Las Vegas blackjack table
By Antoine Taveneaux (Own work) [ CC BY-SA 3.0], via Wikimedia Commons

Did you ever wonder what a casino pit boss does? The job can look very easy if you are just sitting at a blackjack table and enjoying yourself. And, it can look pretty tough when you see the pit boss frantically changing cards, answering the phone, getting yelled at by an upset gambler, throwing out a drunk, and filling out a lot of paperwork on the pit podium. What's the scoop you might wonder?

Well, first off, the job has changed greatly over the years.

Long ago the pit boss was the casino manager or one of the managers. Today's "pit boss" may be responsible for watching a few table games, for running a pit of a dozen games, or for running several pits of table games and all the floor supervisors who are watching games and dealers in those pits. The job is still one of the most sought after of all casino jobs.

Sometimes the suits who watch several pits are called pit managers. Regardless, the job starts with the ability to watch the dealers for errors and to ensure that proper procedures are followed, payoffs are handled correctly, and guests are treated properly. Floor supervisors will be in direct and constant contact with the dealers and guests. The pit boss will oversee the pit and the paperwork involved.

Paperwork includes player rating sheets, table game inventory sheets, table (chip) fill and credit slips, shift reports, MTL and CTR documents and any other items required by the US Title 31 banking regulations.

In Nevada, these were originally called Reg. 6-G, but the banking regulations have now taken precedent.

Player Disputes

Due to player or dealer errors, there will occasionally be disputes on table games.
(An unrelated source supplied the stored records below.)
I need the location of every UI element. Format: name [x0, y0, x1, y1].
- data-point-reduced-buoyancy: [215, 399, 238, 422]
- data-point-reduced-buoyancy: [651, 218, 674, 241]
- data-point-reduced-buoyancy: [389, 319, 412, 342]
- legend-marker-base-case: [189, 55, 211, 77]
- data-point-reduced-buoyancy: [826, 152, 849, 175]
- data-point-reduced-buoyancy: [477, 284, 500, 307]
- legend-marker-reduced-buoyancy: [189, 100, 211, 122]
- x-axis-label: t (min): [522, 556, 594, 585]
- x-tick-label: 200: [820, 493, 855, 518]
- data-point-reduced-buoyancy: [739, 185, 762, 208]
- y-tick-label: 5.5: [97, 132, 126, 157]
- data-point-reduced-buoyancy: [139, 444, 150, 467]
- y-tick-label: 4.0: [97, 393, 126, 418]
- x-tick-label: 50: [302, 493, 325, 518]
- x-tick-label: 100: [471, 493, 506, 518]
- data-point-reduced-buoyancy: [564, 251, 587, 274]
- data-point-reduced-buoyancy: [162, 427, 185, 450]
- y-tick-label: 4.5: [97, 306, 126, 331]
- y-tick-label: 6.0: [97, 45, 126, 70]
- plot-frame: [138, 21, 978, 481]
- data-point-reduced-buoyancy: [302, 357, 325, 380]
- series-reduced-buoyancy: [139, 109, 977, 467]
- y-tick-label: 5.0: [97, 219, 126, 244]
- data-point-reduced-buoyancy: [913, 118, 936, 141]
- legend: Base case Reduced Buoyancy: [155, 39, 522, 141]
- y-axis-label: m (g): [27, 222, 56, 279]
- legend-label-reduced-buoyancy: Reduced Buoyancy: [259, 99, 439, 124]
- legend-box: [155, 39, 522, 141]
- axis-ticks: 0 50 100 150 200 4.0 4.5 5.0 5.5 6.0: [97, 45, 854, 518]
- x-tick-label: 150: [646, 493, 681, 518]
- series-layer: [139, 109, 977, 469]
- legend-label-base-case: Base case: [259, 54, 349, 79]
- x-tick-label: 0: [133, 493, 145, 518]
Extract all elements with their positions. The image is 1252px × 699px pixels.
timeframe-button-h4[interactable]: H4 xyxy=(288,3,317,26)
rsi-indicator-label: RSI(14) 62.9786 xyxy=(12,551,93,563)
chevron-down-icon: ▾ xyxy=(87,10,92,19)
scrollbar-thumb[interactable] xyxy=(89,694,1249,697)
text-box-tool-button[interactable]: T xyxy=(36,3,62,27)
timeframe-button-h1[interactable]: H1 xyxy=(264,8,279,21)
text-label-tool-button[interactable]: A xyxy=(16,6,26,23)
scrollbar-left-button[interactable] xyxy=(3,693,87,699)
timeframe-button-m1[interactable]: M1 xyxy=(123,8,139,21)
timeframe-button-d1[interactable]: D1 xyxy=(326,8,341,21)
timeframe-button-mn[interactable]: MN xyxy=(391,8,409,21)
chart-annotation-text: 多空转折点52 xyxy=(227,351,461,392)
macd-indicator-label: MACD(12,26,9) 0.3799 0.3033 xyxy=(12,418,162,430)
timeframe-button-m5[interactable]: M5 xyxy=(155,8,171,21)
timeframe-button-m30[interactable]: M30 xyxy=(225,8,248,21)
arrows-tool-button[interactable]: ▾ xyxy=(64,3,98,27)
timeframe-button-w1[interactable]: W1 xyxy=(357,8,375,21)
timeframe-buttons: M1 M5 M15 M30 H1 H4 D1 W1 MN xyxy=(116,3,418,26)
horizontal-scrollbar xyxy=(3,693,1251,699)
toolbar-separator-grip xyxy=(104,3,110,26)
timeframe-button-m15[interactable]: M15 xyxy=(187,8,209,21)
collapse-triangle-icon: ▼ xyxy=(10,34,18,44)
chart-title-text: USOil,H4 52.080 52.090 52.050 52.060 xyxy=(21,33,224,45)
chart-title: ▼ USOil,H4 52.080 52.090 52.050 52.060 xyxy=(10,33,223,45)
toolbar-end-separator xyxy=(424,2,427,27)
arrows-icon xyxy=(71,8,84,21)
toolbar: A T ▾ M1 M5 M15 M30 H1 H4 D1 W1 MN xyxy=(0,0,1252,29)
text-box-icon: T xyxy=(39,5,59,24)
The pit boss may be called as a final authority regarding disagreements or requests. A thorough understanding of all table game rules and regulations is a must for the job of pit boss.

Extended disputes may require the presence of the casino manager or manager on duty, and the Casino Regulatory Agency or Gaming Control Board.

In addition to casino floor management such as credit, surveillance, game protection, comps and the pencil (daily dealer table scheduling and staffing), pit bosses are responsible for myriad office paperwork jobs.


The paperwork required to run a large casino's table games department is considerable. Pit bosses and floor supervisors are often responsible for handling dealer schedule and shift changes, personal time off, vacations and regular scheduling. Dealer and floor supervisor coaching and reviews are standard, as well as training in guest interaction, coaching, game protection, and floor paperwork like guest and table wins and losses and proper procedures for fills, credits, and table inventory. Card counting, cheating, and scams are also on the training schedule so supervisors understand what to look for and how to combat problems.

Daily shift reports for shift managers may also need to be prepared, but the after-hours paperwork is usually quick. A standard eight-hour shift usually includes three or four short breaks; one of which is at least half an hour for a meal period.

Pay Scale

Pit bosses are usually paid more than box men (who watch a crap game) and floor supervisors. When pit boss duties include most of the duties listed above, the position will often start at approximately $20 per hour. Some pit bosses receive an envelope, which is a tiny cut of dealer takes, regardless of whether the dealers go for their own or split their tips with other dealers. Envelopes may be as small as $10 or $20 to well over $100.

Don't worry if this isn't for you, there are a lot of different casino jobs!